In a top-level system field on each line — not inside the messages array. This is the single biggest structural difference from OpenAI, where the system prompt is a message with "role": "system". In the Bedrock Claude 3 Haiku format the line looks like {"system": "You are a helpful assistant.", "messages": [...]}, and the messages array contains only user and assistant turns. Putting a system-role message inside messages is a validation error.
How many training examples does Bedrock require to fine-tune Claude 3 Haiku?
AWS Bedrock requires a minimum of 32 training records and allows a maximum of 10,000 training records, plus up to 1,000 validation records. Each record is capped at 32,000 tokens (AWS suggests estimating roughly 6 characters per token for planning). The full training dataset can be up to 10 GB and the validation dataset up to 1 GB. Note the 32-example floor is higher than OpenAI's 10 — confirm the exact current limits on the AWS Bedrock model-customization page for your region before you build the dataset.
Why are there two different Claude JSONL formats I see online?
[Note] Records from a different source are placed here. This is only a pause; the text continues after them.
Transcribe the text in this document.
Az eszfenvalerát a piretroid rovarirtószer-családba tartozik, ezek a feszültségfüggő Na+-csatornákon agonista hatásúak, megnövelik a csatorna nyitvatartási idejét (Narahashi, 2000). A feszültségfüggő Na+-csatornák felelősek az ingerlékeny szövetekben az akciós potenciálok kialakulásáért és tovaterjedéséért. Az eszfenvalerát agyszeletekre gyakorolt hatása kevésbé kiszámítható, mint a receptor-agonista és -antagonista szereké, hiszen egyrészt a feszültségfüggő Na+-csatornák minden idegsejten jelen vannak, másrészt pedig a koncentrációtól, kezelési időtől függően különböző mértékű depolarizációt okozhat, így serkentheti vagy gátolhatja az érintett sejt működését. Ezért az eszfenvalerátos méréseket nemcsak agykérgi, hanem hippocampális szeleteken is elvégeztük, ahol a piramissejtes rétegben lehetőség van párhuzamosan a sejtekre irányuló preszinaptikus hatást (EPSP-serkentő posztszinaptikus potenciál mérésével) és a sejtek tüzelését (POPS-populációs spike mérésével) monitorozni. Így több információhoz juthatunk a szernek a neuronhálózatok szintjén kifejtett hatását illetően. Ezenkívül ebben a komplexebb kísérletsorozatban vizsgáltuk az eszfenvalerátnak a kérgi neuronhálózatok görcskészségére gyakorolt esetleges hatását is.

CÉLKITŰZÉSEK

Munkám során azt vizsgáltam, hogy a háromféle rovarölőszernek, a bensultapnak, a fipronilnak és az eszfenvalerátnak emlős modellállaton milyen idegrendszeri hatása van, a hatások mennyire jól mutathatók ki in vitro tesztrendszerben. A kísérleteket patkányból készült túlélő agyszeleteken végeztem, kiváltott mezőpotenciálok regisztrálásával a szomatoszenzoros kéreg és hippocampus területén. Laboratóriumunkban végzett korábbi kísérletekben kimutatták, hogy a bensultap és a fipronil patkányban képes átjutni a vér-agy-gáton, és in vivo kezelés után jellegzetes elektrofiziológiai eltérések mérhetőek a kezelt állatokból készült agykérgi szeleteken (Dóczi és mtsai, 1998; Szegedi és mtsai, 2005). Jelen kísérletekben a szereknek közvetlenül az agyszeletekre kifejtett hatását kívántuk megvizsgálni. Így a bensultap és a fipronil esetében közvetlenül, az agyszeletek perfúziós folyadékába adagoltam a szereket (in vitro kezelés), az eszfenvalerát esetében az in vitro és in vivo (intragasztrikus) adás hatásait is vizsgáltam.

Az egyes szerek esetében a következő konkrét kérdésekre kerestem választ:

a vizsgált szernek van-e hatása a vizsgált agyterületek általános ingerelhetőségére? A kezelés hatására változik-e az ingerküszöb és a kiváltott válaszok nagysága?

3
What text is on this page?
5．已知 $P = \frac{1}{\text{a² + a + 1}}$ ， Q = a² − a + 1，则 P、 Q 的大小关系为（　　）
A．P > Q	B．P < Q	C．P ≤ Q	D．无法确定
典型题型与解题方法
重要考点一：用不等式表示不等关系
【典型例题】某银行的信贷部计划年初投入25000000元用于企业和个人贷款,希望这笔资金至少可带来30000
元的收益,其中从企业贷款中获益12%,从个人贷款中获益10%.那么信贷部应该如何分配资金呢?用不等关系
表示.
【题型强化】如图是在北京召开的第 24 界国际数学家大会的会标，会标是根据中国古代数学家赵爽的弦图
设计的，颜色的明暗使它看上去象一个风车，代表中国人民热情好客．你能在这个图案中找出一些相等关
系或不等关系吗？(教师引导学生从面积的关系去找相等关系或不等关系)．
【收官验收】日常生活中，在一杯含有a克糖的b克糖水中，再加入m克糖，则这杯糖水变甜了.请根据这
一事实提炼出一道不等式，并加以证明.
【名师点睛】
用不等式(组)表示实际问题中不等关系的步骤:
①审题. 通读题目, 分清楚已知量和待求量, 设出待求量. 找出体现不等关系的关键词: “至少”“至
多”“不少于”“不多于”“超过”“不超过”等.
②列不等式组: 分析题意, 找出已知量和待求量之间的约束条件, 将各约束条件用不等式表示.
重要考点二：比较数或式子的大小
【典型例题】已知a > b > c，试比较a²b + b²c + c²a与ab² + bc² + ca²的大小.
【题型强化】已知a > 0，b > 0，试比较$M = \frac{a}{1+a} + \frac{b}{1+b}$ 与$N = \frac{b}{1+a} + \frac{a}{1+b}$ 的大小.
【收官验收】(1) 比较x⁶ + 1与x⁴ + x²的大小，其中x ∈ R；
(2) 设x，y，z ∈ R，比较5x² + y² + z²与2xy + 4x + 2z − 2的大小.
Because two shapes circulate in AWS material. The data-prep documentation for Claude 3 Haiku shows the simple string form: system is a plain string and each message's content is a plain string, with no schemaVersion field. Some AWS best-practices blog content shows the Converse-style form instead: system is an array of {"text": ...} objects, content is an array of text parts, and a "schemaVersion": "bedrock-conversation-2024" field is present. The string form is the doc-canonical Haiku shape; the schemaVersion field belongs to the Converse format. Don't mix them — follow the exact format shown on the AWS page for your specific model and region, and validate before submitting.
What are the most common mistakes in Claude fine-tuning JSONL?
The frequent ones: submitting a single JSON array instead of one JSON object per line (JSONL is line-delimited, not an array); trailing commas (illegal in JSON — AWS's own multi-turn doc example has even shipped with one); single quotes instead of double quotes; a UTF-8 BOM or blank lines in the file; putting the system prompt inside the messages array; not starting with a user message or not ending with an assistant message; non-alternating roles (two user turns in a row); and inconsistently mixing the string-content and array-content forms. Run each line through a JSONL validator first to catch the syntax-level errors before Bedrock rejects the whole job.